It has an accompanying chart, which fails our self-sufficiency test. That test involves erasing raw data from a chart, and figuring out how much information the graphical elements themselves convey.
The primary metric used by Sharma is the billionares' total net worth as a percentage of the country's GDP. This metric is embedded in double concentric circles. Unfortunately, without mental gymnastics, readers can't tell what the proportion is. This means we must look at the raw data which is supplied as a column on the right of the graphic. If readers are taking the information from the column of raw data, then why draw a chart?
The actual data is revealed on the left . Don't tell anyone you read it here but pie charts would work well with this dataset. You might complain that there is a conceptual problem - that if we sum up the net worth of everyone in a country, it would not equal GDP. I think the sum doesn't work - economists can chime in about this. Sharma seems to imply that the total would sum to 1. Anyone's net worth is accumulated over a number of years in which the GDP is fluctuating while the total GDP is given for a specific end of quarter of some year so does it make sense to divide one by the other?

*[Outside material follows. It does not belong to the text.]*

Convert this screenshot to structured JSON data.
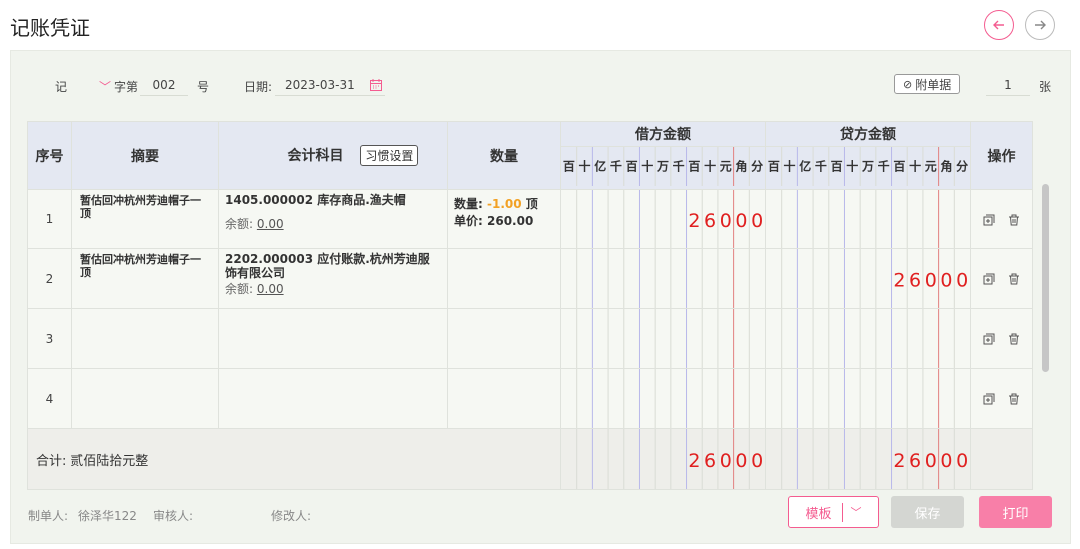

Also, the fact that some people may have negative net worth creates problems with the pie-chart format and it's not much better in a concentric-circle format either.
*** A maddening decision puts the United States, which is the biggest circle, at the bottom of the chart. Notice that the countries are sorted from larger billionaires' share to smaller. The U.S. belongs to the top 5 nations with the worst inequality by this metric and yet a cheeky little bookmark sends us to the bottom of the list together with the more-equal nations.
Not only is the location of U.S. privileged, the location of the text, the number of decimal places given in the net worth amount, and the presence of the GDP value all set the U.S. apart from the other countries plotted.
The most interesting piece of information is waiting to be reconstructed. In Malaysia, nine citizens own as much as 18.3% of the country's GDP. In Mexico, 11 people own 10.9% of the country's GDP.
To make the number even more telling, we have to incorporate the population size. For Malaysia it is 28 million. This means that the top 0.000032% of the population owns 18.3%. In the case of perfect equality, this proportion would own 0.000032%. We can say the inequality index is 570,000. In Mexico, the index is 1.1 million. So in fact, the concentration of wealth at the time is worse in Mexico than in Malaysia. For reference, the U.S. comes in at 78,000.
Of course, the use of billionaires as a filtering device to determine who to count or not is completely arbitrary. In measuring income inequality, one should look at what proportion of the population control 50% of the wealth, for example.
There is no explanation for the choice of countries. The U.S. is the only developed nation in the entire chart.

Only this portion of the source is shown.